USA announced today it that the series’ third season is starting production in April and will debut in October, so all of this is to say that while it’s disappointing that Mr. Robot won’t be back this summer, well, it could be a good thing. Presumably it’s a chance for Esmail to give some more time to the scripts and the third season’s overall strategy, one that maybe doesn’t have to rely on more unreliable narrator twists. And even though it will be premiering during Peak TV’s peakest season, the wait might be well worth it.
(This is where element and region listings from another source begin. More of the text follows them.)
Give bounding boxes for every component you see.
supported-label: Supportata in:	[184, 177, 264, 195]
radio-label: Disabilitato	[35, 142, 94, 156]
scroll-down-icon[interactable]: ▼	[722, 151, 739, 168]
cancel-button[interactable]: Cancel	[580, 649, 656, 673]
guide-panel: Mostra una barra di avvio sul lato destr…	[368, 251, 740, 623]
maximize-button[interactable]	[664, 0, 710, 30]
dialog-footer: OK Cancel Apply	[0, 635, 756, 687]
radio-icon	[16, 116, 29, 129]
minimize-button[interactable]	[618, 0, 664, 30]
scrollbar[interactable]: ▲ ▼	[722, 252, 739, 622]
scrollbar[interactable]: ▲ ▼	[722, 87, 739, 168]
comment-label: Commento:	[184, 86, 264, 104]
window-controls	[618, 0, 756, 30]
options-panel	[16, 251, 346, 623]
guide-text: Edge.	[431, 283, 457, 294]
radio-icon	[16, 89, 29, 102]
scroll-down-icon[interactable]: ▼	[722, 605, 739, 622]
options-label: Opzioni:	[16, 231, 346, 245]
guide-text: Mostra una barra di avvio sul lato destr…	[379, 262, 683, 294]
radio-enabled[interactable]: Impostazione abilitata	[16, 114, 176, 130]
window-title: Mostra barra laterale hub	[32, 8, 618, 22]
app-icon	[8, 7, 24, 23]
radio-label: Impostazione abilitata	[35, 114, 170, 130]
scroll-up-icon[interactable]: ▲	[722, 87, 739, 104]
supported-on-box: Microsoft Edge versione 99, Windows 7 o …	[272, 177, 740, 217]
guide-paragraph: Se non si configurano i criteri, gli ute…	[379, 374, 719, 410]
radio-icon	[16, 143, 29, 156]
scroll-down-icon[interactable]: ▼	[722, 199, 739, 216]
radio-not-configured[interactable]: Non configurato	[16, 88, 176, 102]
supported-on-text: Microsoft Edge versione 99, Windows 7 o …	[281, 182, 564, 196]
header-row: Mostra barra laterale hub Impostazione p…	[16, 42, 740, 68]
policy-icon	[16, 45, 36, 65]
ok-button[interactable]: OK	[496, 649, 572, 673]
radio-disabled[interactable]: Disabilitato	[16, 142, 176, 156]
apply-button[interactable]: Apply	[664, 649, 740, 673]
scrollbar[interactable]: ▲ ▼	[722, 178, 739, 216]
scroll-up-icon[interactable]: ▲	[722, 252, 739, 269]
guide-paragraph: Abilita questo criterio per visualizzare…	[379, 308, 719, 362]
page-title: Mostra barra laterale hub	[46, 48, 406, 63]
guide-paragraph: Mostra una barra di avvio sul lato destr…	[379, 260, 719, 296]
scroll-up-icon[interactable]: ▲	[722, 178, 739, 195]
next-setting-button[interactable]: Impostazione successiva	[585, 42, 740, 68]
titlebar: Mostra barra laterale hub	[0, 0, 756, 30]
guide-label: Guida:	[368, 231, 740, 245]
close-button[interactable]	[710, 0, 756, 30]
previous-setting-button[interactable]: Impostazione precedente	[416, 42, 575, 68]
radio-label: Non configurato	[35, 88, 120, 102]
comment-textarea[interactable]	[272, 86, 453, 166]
It was also announced today that Bobby Cannavale will be joining Rami Malek, Christian Slater, Portia Doubleday, and Carly Chaikin as series regular Irving, a “laconic, no-nonsense used car salesman.” Further, BD Wong has also been elevated to a series regular, so we’ll be seeing a lot more of Whiterose. The season will again run for 10 episodes, with Esmail directing all of them as previously mentioned. We’ll update you with more as we know it, but in the meantime, what are you hoping to see in Season 3? And how devastated are you by the wait? (Scale of 1 to Dom’s Alexa conversations).